Así lo ha reconocido recientemente la Corte de Apelaciones de Temuco por sentencia  de 16 de octubre de 2014, rol 2355-14, la que ha sostenido que: 4°. Es indispensable que quien lo intente [el recurso de protección] acredite la existencia de un derecho actual que lo favorezca, que esté claramente establecido y determinado […]”. 5° “[…] para que el recurso de protección sea acogido, es necesario que los hechos en que se hace consistir la arbitrariedad o ilegalidad, estén comprobados y que con estos hechos se haya sufrido perturbación, privación o amenaza en el ejercicio legítimo de las garantías y derechos que la Constitución asegura y que son los enumerados taxativamente en el artículo 20 de este cuerpo legal”.
 
Lo anterior quiere decir que no se pueden resolver vía protección cuestiones donde el derecho no tenga su base en la Constitución y necesite justificación, así como tampoco cuestiones referidas al derecho de propiedad sobre bienes o donde la agresión del derecho no conste fehacientemente.
 
Los conflictos ambientales son especialmente atingentes a lo que expongo. Pensemos en aquellos casos en que se alega que determinados hechos de la recurrida han producido efectos de contaminación y ésta niega los mismos. Esos hechos alegados por los recurrentes son por tanto discutidos y requerirían de pericias científicas y otros medios de prueba para darlos por acreditados. De todo ello no se puede hacer cargo un procedimiento cautelar como lo es el de protección que no contempla período de discusión ni prueba.
 
Pero no solo eso, por la particular naturaleza y estructura del procedimiento de protección, no se sabe con exactitud el conjunto de los puntos controvertidos que requerirán prueba; no se establece un período formal de prueba; no se establecen criterios o reglas para determinar la admisibilidad de los medios de prueba ni recursos en caso de agregar hechos no controvertidos o restar hechos que son discutidos entre las partes. Todo ello da cuenta de la extrema precariedad epistémica del procedimiento de protección.
 
Todo este análisis cobra mucha relevancia en los recursos de protección que se interponen contra las decisiones de la autoridad administrativa ambiental. Todo el procedimiento de calificación ambiental es de suyo complejo y no se ve adecuado que en un procedimiento de tan baja calidad epistémica como es el de protección se dejen sin efecto actos de la Administración que se caracterizan por ser el resultado de un procedimiento racional,  participativo y deliberativo.
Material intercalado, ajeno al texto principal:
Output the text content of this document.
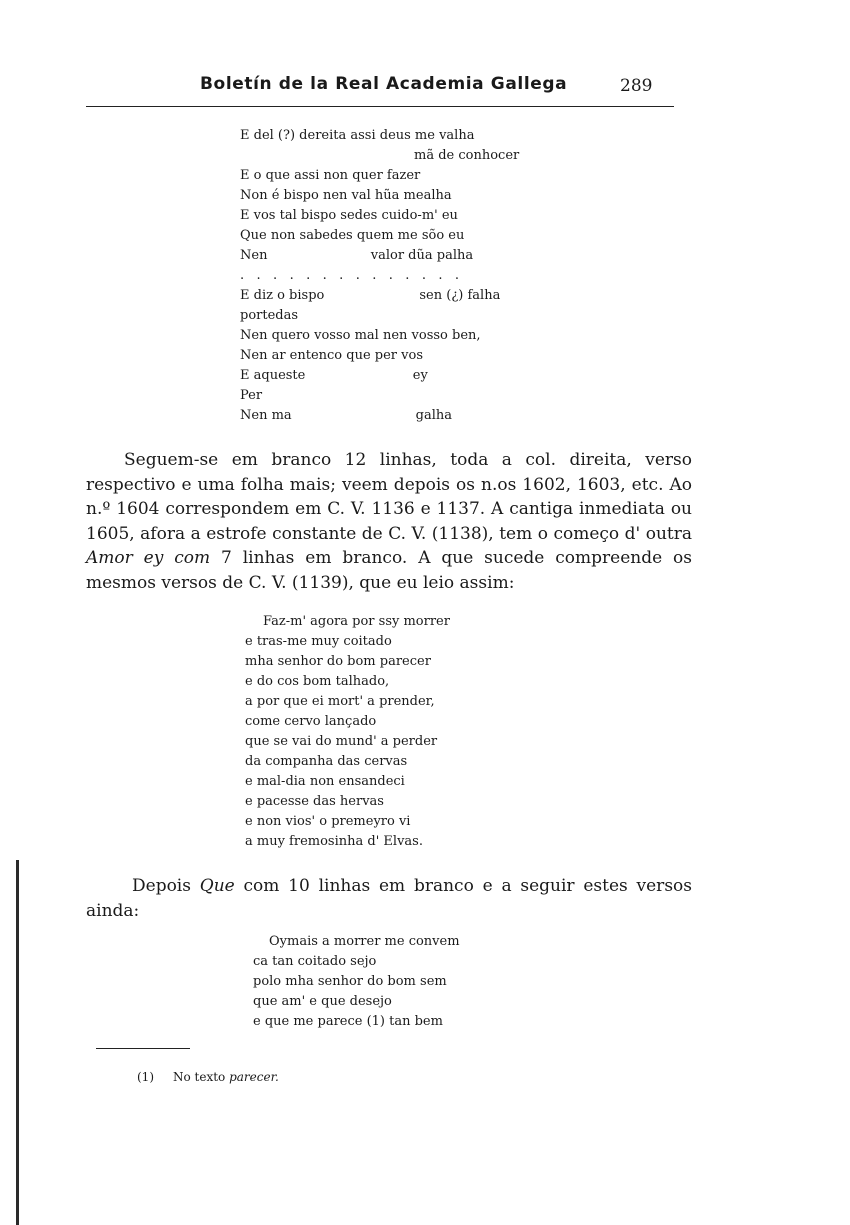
Boletín de la Real Academia Gallega	289
E del (?) dereita assi deus me valha
mã de conhocer
E o que assi non quer fazer
Non é bispo nen val hũa mealha
E vos tal bispo sedes cuido-m' eu
Que non sabedes quem me sõo eu
Nen                         valor dũa palha
.   .   .   .   .   .   .   .   .   .   .   .   .   .
E diz o bispo                       sen (¿) falha
portedas
Nen quero vosso mal nen vosso ben,
Nen ar entenco que per vos
E aqueste                          ey
Per
Nen ma                              galha

Seguem-se em branco 12 linhas, toda a col. direita, verso respectivo e uma folha mais; veem depois os n.os 1602, 1603, etc. Ao n.º 1604 correspondem em C. V. 1136 e 1137. A cantiga inmediata ou 1605, afora a estrofe constante de C. V. (1138), tem o começo d' outra Amor ey com 7 linhas em branco. A que sucede compreende os mesmos versos de C. V. (1139), que eu leio assim:

Faz-m' agora por ssy morrer
e tras-me muy coitado
mha senhor do bom parecer
e do cos bom talhado,
a por que ei mort' a prender,
come cervo lançado
que se vai do mund' a perder
da companha das cervas
e mal-dia non ensandeci
e pacesse das hervas
e non vios' o premeyro vi
a muy fremosinha d' Elvas.

Depois Que com 10 linhas em branco e a seguir estes versos ainda:

Oymais a morrer me convem
ca tan coitado sejo
polo mha senhor do bom sem
que am' e que desejo
e que me parece (1) tan bem
(1) No texto parecer.
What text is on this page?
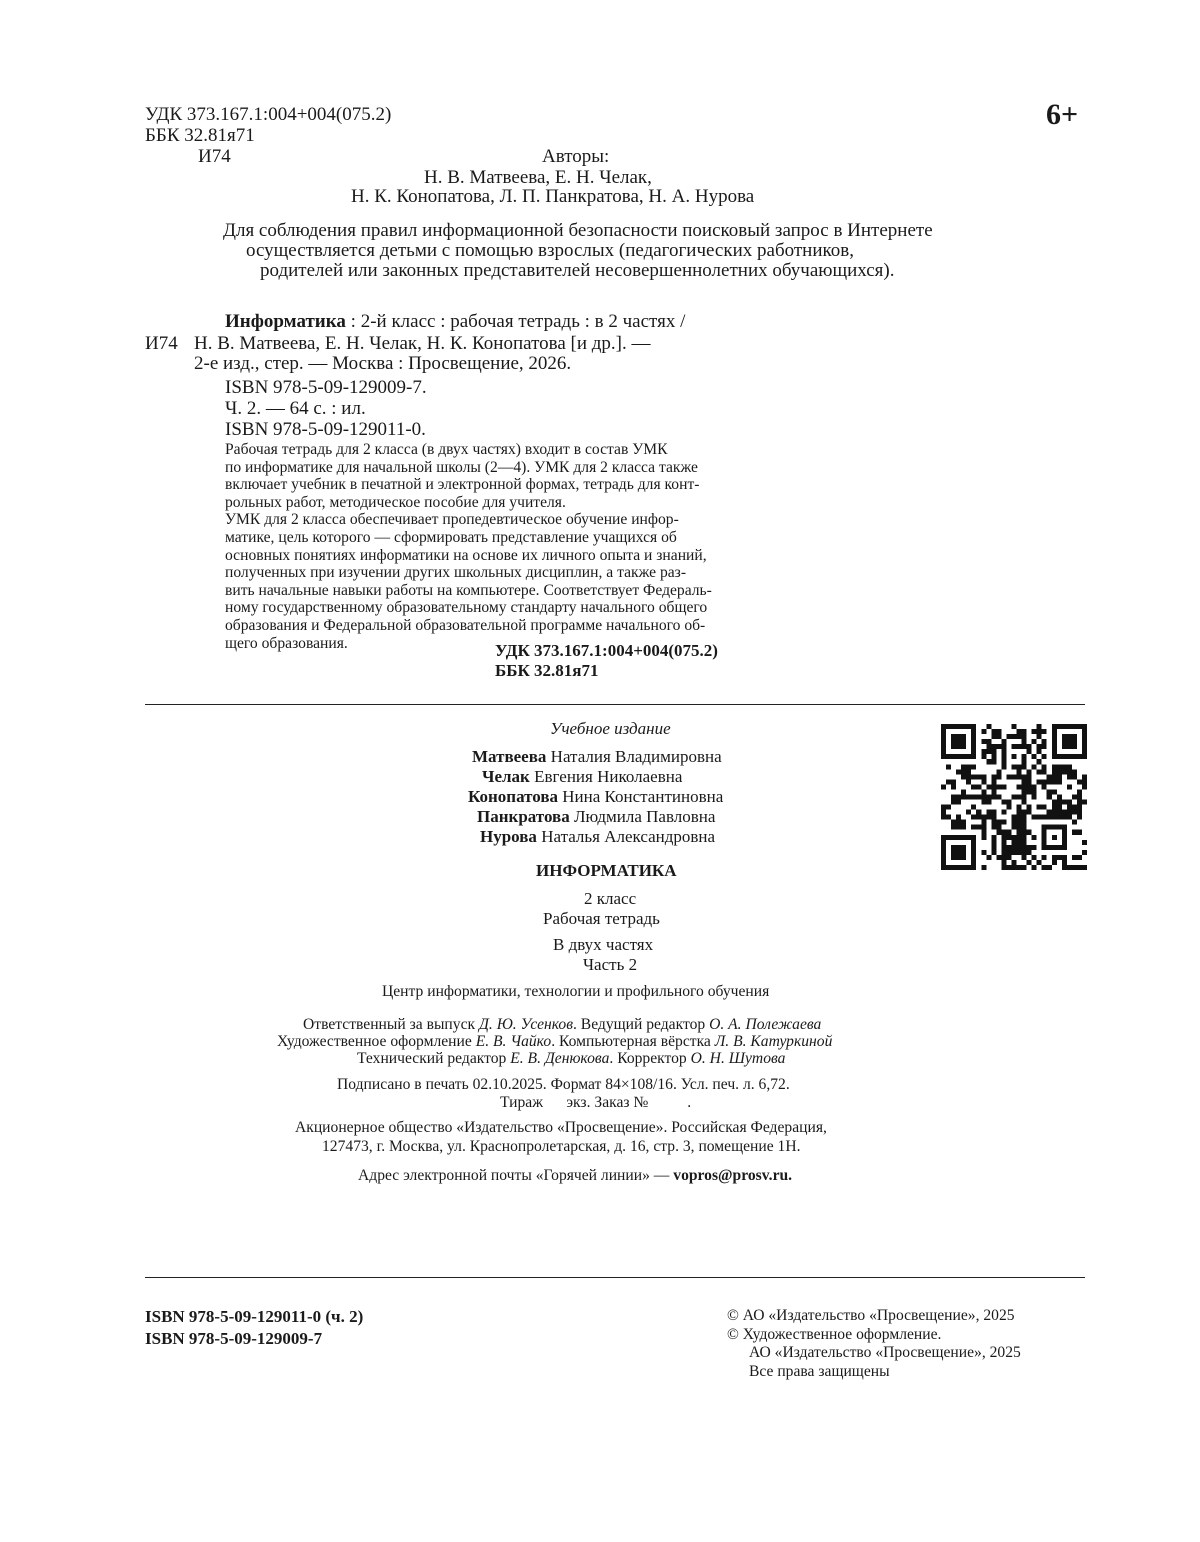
УДК 373.167.1:004+004(075.2)
ББК 32.81я71
И74
6+
Авторы:
Н. В. Матвеева, Е. Н. Челак,
Н. К. Конопатова, Л. П. Панкратова, Н. А. Нурова
Для соблюдения правил информационной безопасности поисковый запрос в Интернете
осуществляется детьми с помощью взрослых (педагогических работников,
родителей или законных представителей несовершеннолетних обучающихся).
Информатика : 2-й класс : рабочая тетрадь : в 2 частях /
И74 Н. В. Матвеева, Е. Н. Челак, Н. К. Конопатова [и др.]. —
2-е изд., стер. — Москва : Просвещение, 2026.
ISBN 978-5-09-129009-7.
Ч. 2. — 64 с. : ил.
ISBN 978-5-09-129011-0.
Рабочая тетрадь для 2 класса (в двух частях) входит в состав УМК
по информатике для начальной школы (2—4). УМК для 2 класса также
включает учебник в печатной и электронной формах, тетрадь для конт-
рольных работ, методическое пособие для учителя.
УМК для 2 класса обеспечивает пропедевтическое обучение инфор-
матике, цель которого — сформировать представление учащихся об
основных понятиях информатики на основе их личного опыта и знаний,
полученных при изучении других школьных дисциплин, а также раз-
вить начальные навыки работы на компьютере. Соответствует Федераль-
ному государственному образовательному стандарту начального общего
образования и Федеральной образовательной программе начального об-
щего образования.	УДК 373.167.1:004+004(075.2)
ББК 32.81я71
Учебное издание
Матвеева Наталия Владимировна
Челак Евгения Николаевна
Конопатова Нина Константиновна
Панкратова Людмила Павловна
Нурова Наталья Александровна
ИНФОРМАТИКА
2 класс
Рабочая тетрадь
В двух частях
Часть 2
Центр информатики, технологии и профильного обучения
Ответственный за выпуск Д. Ю. Усенков. Ведущий редактор О. А. Полежаева
Художественное оформление Е. В. Чайко. Компьютерная вёрстка Л. В. Катуркиной
Технический редактор Е. В. Денюкова. Корректор О. Н. Шутова
Подписано в печать 02.10.2025. Формат 84×108/16. Усл. печ. л. 6,72.
Тираж      экз. Заказ №          .
Акционерное общество «Издательство «Просвещение». Российская Федерация,
127473, г. Москва, ул. Краснопролетарская, д. 16, стр. 3, помещение 1Н.
Адрес электронной почты «Горячей линии» — vopros@prosv.ru.
ISBN 978-5-09-129011-0 (ч. 2)
ISBN 978-5-09-129009-7
© АО «Издательство «Просвещение», 2025
© Художественное оформление.
АО «Издательство «Просвещение», 2025
Все права защищены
Esto lo ha señalado la Excelentísima Corte Suprema por sentencia de fecha 29 de abril de 2014 en los autos rol 2892-2014. En este caso, los recurrentes de protección alegaban que un determinado proyecto generaba los efectos señalados en el artículo 11 de la ley 19.300 y por tanto la evaluación del proyecto debió haberse realizado por Estudio de Impacto Ambiental y no por una Declaración de Impacto Ambiental.  En esta sentencia la Corte Suprema señala que no puede vía Recurso de Protección discutirse si un proyecto debía ingresar al sistema vía EIA, por cuanto ello excede el marco cognoscitivo que permite este procedimiento de urgencia.
 
Todo ello indica que muchas cuestiones de que conocen las Cortes del país vía Recurso de Protección deberían ser conocidas por otros tribunales que tengan reconocido un procedimiento que permita establecer con mayor precisión los hechos discutidos y la prueba de esos hechos. Un caso a señalar es el de los conflictos ambientales. Habiéndose creado los Tribunales Ambientales debería concentrarse en ellos su conocimiento y resolución. Y si se aprueba un nuevo Código Procesal Civil con adecuadas y modernas medidas cautelares, todo el sistema de tutela de derechos patrimoniales (propiedad, contratos) debería ser competencia de los tribunales civiles. Solo así lograremos normalizar el sistema de tutela de derechos que se vio alterado por las contingencias políticas vividas por nuestro país en la década de los años setenta del siglo pasado.